La communauté tamoule est socio-économiquement fragilisée après la guerre et fait face à un climat d’impunité pour les exactions commises durant le conflit. La militarisation du nord et de l’est s’est accentuée depuis l’arrivée au pouvoir de Gotabhaya Rajapaksa, avec la réinstauration de checkpoints et contrôles pour se rendre au nord. Les familles, associations de victimes et ONG, ayant ouvertement appelé les autorités à rendre des comptes sur le sort de leurs proches disparus ou fait campagne pour obtenir justice, n’osent plus afficher leur opposition, craignant de subir des tentatives d’intimidation ou de harcèlement de la part du gouvernement actuel.

Ce climat de peur touche également les musulmans, victimes d’une rhétorique islamophobe, cultivée depuis plusieurs années par le BBS. Dans un discours similaire au Bharatiya Janata Party en Inde, le BBS, soutenu par les partis politiques cinghalais et allié depuis 2014 au 969 Movement de Wirathu au Myanmar, blâme les musulmans de contrôler l’économie, d’organiser des campagnes de stérilisation et de conversion forcées de bouddhistes à l’islam.

Le BBS a également été à l’origine ou a encouragé de violentes attaques contre des commerces, foyers et mosquées en 2014 dans le district d’Ampara, en 2017 à Gintota, en 2018 à Kandy (où la population a répondu à des appels à la violence sur les réseaux sociaux) et en 2019, en représailles aux attentats terroristes du dimanche de Pâques, perpétrés par des jihadistes sri lankais ayant rejoint Daech. Les attaques terroristes de 2018 ont particulièrement bouleversé le pays.

Il en est de même pour l’instrumentalisation par les partis politiques et factions nationalistes. Ce constat vaut aussi pour la réponse gouvernementale aux attaques, à travers la prise de mesures discriminatoires telles que l’interdiction de la burqa intégrale, ont considérablement renforcé ce sentiment d’islamophobie.

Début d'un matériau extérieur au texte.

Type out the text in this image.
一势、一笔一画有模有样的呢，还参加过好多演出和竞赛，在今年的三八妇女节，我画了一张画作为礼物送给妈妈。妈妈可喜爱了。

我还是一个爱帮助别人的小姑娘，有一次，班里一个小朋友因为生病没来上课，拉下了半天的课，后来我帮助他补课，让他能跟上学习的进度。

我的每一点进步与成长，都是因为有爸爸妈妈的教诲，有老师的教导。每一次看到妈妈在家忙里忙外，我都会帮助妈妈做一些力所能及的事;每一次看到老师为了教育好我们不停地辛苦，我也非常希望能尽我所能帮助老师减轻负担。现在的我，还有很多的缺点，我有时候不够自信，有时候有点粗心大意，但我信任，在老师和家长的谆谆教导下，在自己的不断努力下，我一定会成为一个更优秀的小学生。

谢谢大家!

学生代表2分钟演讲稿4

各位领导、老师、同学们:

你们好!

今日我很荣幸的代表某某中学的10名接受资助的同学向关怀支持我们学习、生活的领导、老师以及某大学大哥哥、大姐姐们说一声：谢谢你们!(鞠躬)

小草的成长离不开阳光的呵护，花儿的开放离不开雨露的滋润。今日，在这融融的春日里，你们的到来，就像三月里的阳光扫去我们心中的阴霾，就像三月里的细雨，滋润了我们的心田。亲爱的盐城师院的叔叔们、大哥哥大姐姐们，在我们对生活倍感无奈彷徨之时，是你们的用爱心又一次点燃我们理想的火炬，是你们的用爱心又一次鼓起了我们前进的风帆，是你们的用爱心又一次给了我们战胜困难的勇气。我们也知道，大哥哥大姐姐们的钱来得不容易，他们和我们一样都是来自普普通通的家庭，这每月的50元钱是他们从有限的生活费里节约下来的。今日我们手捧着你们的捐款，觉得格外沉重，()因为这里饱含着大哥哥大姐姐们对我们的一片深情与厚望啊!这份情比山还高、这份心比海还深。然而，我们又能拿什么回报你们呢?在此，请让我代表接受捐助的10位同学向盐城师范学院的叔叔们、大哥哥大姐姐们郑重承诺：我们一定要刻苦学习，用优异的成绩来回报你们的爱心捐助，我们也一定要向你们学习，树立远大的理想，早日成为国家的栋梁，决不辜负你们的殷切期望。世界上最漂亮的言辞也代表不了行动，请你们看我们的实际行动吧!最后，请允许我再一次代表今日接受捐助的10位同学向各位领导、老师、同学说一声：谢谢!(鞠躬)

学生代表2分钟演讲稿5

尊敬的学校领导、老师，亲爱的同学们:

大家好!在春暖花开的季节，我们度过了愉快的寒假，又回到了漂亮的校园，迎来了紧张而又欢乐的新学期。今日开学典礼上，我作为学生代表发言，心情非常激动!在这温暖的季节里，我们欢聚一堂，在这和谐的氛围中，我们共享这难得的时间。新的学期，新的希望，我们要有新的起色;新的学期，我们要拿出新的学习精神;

Ces attaques terroristes ont également ébranlé les chrétiens sri lankais, considérés comme communauté fédératrice à travers les ethnies. Mis à part les accusations de conversions forcées, la communauté chrétienne fut relativement épargnée par les attaques violentes jusqu’à l’après-guerre, où des incidents à caractère discriminatoire contre des croyants ou églises ont été relevés.

Des solutions dans un contexte hostile à la réconciliation

La richesse et la vivacité de la société civile sri lankaise ont permis de créer des initiatives diversifiées afin de répondre à la complexité des tensions ethno-religieuses et y remédier par le dialogue interethnique et interreligieux. La construction d’une paix durable passe par l’établissement de mécanismes de justice indépendants mais également l’implication des communautés, meurtries par le conflit et les discriminations grandissantes.

L’ONG National Peace Council of Sri Lanka, fondée en 1995 en réponse aux violences durant les élections de 1994, mobilise la population en faveur de la paix, à travers des formations et des dialogues entre communautés. L’organisation a mis en place des sessions de formations sur le pluralisme des comités interreligieux. Ces comités comprennent des leaders religieux, des fonctionnaires, officiers de police et membres de la société civile.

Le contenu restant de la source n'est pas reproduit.